Blue Roses(36)
I pull away from his kiss, slip out of his arms, and take three steps back. He reaches for the crutches leaning against the wall and comes after me.
He can’t move very fast, so I start walking. There’s nowhere to go inside the small cottage, so I circle the large L-shaped couch.
“Luca, don’t kiss me and don’t look at me with those eyes. You have a girlfriend. She seemed nice. She shook my hand.”
He keeps coming after me, patiently circling the sofa with the help of his crutches.
“The girl who was with me last night? She’s the one I sent the second apology flowers to. She’s my neighbor. She’s married.”

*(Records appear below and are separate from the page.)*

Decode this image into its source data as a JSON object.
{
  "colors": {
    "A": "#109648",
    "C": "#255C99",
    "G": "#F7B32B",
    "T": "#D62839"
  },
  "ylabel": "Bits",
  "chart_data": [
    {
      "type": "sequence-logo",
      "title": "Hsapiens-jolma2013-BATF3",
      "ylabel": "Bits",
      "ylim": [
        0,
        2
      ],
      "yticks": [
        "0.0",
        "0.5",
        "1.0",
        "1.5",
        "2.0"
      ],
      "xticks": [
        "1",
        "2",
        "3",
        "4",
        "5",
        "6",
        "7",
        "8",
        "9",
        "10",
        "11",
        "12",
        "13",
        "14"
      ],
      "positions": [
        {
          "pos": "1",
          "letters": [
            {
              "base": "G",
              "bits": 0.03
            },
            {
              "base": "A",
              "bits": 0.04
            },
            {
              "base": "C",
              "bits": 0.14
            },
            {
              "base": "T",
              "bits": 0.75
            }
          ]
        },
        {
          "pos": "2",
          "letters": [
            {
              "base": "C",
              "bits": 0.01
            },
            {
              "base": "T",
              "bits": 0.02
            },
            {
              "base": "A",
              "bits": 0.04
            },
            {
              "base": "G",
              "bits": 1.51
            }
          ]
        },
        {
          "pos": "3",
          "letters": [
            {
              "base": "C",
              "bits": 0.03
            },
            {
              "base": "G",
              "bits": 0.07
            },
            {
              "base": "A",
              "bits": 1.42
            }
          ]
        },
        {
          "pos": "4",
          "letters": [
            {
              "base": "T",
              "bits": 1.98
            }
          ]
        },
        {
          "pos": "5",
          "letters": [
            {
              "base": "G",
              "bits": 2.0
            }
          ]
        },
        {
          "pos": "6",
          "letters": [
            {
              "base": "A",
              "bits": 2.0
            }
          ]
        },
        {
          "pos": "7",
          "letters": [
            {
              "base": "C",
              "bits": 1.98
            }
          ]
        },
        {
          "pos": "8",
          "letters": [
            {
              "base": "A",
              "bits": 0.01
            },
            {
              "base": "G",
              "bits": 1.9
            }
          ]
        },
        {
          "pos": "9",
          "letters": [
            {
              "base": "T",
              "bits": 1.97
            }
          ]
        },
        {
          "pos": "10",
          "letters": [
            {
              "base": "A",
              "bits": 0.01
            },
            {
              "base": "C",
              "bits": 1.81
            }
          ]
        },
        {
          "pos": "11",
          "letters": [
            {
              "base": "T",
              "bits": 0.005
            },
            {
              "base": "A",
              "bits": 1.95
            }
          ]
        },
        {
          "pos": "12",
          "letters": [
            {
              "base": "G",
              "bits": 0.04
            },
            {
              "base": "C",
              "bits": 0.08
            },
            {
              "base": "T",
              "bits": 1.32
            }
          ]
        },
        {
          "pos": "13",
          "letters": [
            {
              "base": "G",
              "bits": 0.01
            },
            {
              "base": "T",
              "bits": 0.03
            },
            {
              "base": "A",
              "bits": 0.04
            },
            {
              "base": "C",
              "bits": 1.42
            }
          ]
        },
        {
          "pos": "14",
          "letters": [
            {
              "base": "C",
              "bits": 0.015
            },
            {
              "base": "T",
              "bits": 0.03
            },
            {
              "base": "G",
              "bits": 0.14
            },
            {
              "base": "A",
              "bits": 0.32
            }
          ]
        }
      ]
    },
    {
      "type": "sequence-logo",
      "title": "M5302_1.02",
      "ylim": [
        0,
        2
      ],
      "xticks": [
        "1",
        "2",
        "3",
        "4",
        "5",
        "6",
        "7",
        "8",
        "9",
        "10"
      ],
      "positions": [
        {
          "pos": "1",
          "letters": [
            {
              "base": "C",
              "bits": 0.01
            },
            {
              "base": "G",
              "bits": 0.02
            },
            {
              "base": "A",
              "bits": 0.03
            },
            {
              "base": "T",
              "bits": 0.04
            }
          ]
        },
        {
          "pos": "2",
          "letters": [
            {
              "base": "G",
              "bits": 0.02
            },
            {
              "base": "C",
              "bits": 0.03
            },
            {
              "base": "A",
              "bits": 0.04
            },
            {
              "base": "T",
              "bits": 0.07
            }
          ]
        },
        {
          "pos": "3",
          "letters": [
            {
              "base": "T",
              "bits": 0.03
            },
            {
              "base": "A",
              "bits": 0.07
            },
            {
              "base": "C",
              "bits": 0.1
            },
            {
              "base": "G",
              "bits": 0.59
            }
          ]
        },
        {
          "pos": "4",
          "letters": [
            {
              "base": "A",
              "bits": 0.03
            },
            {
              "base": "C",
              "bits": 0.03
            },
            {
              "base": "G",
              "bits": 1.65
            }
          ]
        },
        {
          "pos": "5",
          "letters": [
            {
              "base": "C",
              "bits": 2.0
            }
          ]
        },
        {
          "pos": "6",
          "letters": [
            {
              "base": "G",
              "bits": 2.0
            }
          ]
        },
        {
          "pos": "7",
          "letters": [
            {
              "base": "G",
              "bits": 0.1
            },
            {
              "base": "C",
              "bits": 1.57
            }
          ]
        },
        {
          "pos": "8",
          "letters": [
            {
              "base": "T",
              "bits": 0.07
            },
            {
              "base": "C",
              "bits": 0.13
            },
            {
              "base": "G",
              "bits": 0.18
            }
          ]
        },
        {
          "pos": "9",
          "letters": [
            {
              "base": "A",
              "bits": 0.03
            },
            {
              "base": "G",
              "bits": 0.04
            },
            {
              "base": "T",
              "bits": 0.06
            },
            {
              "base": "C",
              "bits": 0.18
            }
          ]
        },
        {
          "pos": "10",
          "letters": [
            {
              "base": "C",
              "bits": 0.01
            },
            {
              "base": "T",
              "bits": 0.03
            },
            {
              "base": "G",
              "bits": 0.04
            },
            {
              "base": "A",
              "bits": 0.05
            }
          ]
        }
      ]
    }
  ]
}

“Oh, yeah? You fool around with married ladies? Oh, gross. Double gross.”
“It’s not like that,” he growls, sounding annoyed. “She was mad at me because she sent me on a blind date with her friend, and I was a real jerk.”
I keep walking, speeding up my pace so he doesn’t catch up to me. “You were a jerk? Why am I not surprised?”
He’s puffing from the effort of chasing me on the crutches. “Wait a minute. When you came to my house for dinner, you met Chris, but you didn’t meet his wife, did you?”
I yell back, “No! Was that her? Gross! You sleep with everyone.”
“I told you, I didn’t sleep with her. She sent me on a blind date with her friend.”
I keep moving, and now I’m puffing from the effort as well. Luca can move, even on one foot.
“You slept with her friend and never called?”
“No, Tina. You are so exasperating.”
“At least I don’t sleep with everyone!”
“Slow down. I went on the blind date. We had dinner, and that was it. We didn’t even kiss. I found out later she was mad at me because I spent the whole night talking about another girl.”
I snort. “Shocker.”
“I wouldn’t stop talking about the pretty girl I met at the flower shop. I couldn’t get her out of my head.”
“Me?” I stop walking.
Luca is really motoring and doesn’t see I’ve stopped. He slams into me, and accidentally tackles me down onto the couch.
I’m face down and he’s on top of me.
My voice muffled, I ask if he really was talking about me on his date.
“Yes, you,” he says.
What he’s saying gradually sinks in. The woman I saw him with is his neighbor. She’s married to Chris, the nice guy I met from next door.
Last night, I cried out a bucket of tears, and it was all a misunderstanding?
Luca’s weight on me is comforting, like a hug.
I wriggle around so that I’m on my back, facing him. His face is red, his eyes bright blue. He’s still breathing heavily.
“Luca, are you okay? Did you bang your foot?”
“Shh.” He leans down and kisses me again.
This time I don’t push him away.
I reach up and stroke my fingers through his new beard.
We keep kissing. Time collapses, and I’m feeling our first kiss, our second kiss, our third kiss—an infinite number of kisses, from the past, present and future.
He murmurs, “I miss you.”
“I’m right here. Don’t miss me.”
“I won’t let you go.”
“Don’t let me kick you out.”
“I’ll try not to give you a reason to.”
He reaches down and lifts off the tank top I slept in.
He slides down along my body, then swirls his tongue around my nipples. He kisses every bit of bare skin.
His touch is familiar and surprising at once. I whisper that I need him. He drags his beard across my stomach, and then he’s pulling down my cotton pants and underwear.
Our bodies are a blur of tangled limbs.
While he works on my clothes, I drag his shirt off over his head. I rub my hands all over his beautiful skin, unable to satisfy my need to touch him.
Our breathing gets heavy, and I move down to battle his jeans. The bottom of one leg was cut away, but I can see that the jeans won’t come off over his new cast. I’ll have to get some scissors and cut him free.
I wriggle out from underneath him and jump off the couch.
He grumbles a warning that he’ll chase me down if I try to run.
“I’m naked, Luca. I’m not going to get far.”
“And I’m on crutches, so it’s a fair match.”
Giggling, I run to the bathroom, and return with a pair of scissors, plus some condoms I had ready for our last dinner.
He watches me as I gently cut away his jeans, moving up from his knee to his hip.
“There’s something in the pocket for you,” he says, nodding down at himself.
I reach over and grab his package. “I think I know what it is.”
He grins. “Close, but check the little square pocket.”